Operating profit for the current fiscal year through March will be 30 billion yen ($288 million), down from the previous outlook of 45 billion yen, the Kyoto-based company said in a statement Wednesday. Revenue will now be 470 billion yen instead of 500 billion yen.
Investors are looking for signs that Nintendo’s embrace of mobile gaming will pay off, with the company’s shares up more than 45 percent this year. Still, the results show a limited impact from the summer’s blockbuster hit Pokemon Go, which is partially owned by Nintendo. Anticipation is building for Super Mario Run, the company’s first game for iPhones, which will debut in December. The shift is critical because the game maker is facing slowing sales of existing platforms, and failed to impress investors last week when it introduced its next-generation console, the Switch.
“They have the Switch coming out, but nothing else,” said Serkan Toto, founder of of consultant Kantan Games Inc. “The software lineup for the the next couple of months on both of their existing consoles is pretty small, and on mobile they only have Super Mario Run.”
Nintendo expects to sell 2 million units of Switch in its first month after it goes on sale in March, Nintendo President Tatsumi Kimishima said on Wednesday. He said the financial impact has already been factored into its revised forecast.
Net income for the quarter that ended September was 62.8 billion yen, thanks to a 120 billion yen boost from Pokemon Go and a gain on the sale of a stake in the Seattle Mariners baseball team. That topped the average projection for 5.76 billion yen, based on analysts’ estimates compiled by Bloomberg.
Pokemon Go, which became available during the last quarter in July, set off a social phenomenon as hundreds of millions of players worldwide ventured outside to hunt for virtual pocket monsters. Researcher App Annie estimated that it grossed $600 million in its first 90 days, becoming the fastest mobile game in history to do so.

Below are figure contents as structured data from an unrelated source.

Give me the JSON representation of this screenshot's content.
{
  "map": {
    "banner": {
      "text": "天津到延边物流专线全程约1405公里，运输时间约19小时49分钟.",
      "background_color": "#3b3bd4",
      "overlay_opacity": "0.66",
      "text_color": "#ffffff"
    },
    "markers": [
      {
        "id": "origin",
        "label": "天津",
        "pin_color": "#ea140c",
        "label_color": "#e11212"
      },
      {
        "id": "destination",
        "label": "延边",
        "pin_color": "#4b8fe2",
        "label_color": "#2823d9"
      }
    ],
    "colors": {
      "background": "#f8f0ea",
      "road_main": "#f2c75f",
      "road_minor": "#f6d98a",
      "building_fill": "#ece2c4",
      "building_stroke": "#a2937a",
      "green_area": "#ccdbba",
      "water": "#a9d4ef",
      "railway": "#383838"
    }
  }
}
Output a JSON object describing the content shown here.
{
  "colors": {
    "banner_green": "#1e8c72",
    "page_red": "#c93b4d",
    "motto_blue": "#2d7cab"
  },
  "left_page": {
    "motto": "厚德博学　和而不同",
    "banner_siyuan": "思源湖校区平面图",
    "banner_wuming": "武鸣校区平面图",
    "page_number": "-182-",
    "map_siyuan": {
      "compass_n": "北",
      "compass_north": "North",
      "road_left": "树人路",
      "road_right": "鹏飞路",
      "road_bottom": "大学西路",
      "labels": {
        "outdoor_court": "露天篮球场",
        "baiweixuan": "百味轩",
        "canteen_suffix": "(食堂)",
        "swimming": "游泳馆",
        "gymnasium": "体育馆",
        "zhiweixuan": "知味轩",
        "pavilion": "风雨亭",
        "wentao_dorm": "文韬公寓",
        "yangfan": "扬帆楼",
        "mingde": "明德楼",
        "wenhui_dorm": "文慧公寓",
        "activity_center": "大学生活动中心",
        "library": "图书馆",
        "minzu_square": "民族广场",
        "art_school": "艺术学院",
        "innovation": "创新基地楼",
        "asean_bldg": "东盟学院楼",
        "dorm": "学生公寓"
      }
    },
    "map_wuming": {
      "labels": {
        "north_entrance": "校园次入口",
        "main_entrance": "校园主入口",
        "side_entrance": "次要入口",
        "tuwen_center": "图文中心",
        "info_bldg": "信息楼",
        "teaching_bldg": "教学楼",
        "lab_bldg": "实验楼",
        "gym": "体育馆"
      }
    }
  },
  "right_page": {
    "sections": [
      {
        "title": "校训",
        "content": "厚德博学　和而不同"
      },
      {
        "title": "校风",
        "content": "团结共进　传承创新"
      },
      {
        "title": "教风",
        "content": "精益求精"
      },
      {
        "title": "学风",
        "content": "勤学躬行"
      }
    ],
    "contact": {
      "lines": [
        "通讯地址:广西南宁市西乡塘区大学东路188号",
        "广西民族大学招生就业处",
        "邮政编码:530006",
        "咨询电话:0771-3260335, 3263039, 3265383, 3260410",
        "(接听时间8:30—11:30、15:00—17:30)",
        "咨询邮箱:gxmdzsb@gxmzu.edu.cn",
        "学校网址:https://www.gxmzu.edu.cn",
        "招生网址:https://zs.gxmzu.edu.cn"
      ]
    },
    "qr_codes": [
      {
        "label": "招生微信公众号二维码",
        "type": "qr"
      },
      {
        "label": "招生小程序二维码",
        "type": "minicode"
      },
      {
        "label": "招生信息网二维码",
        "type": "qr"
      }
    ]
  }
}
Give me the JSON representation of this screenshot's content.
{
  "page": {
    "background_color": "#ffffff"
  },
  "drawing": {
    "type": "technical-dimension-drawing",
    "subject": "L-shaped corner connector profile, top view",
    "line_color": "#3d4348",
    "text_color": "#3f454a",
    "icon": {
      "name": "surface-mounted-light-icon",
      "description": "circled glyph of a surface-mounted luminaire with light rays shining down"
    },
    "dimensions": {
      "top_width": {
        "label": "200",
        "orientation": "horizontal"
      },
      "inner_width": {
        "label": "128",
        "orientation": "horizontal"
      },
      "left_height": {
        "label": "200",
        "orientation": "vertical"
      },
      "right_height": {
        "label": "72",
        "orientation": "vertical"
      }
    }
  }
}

But financial impact to Nintendo is limited because the company only owns partial stakes in the game’s developer Niantic Inc. and Pokemon Co., which owns the license to the franchise. Analysts have estimated anywhere between seven to 15 percent of the app’s sales will hit Nintendo’s bottom line.
Sales of the 3DS handheld device and the Wii U console, which debuted in 2011 and 2012, respectively, have continued to stagnate. In the six months through September, software revenue from the platforms dropped 32 percent to 66.7 billion yen, while sales of hardware declined 36 percent 65.9 billion yen.
While it’s common for hardware purchases to trail off at the end of a console’s life-cycle, software usually holds up as a large base of owners continue to buy titles. Nintendo will be hoping the worldwide release of two new Pokemon titles for the 3DS in November will bolster profit during the current quarter.
“Sales of Wii U and 3DS have peaked,” said Tomoaki Kawasaki, an analyst at Iwai Cosmo Securities Co. “There’s a sense of disapproval toward the Switch, so we’ll be paying attention to any statements the company might make.”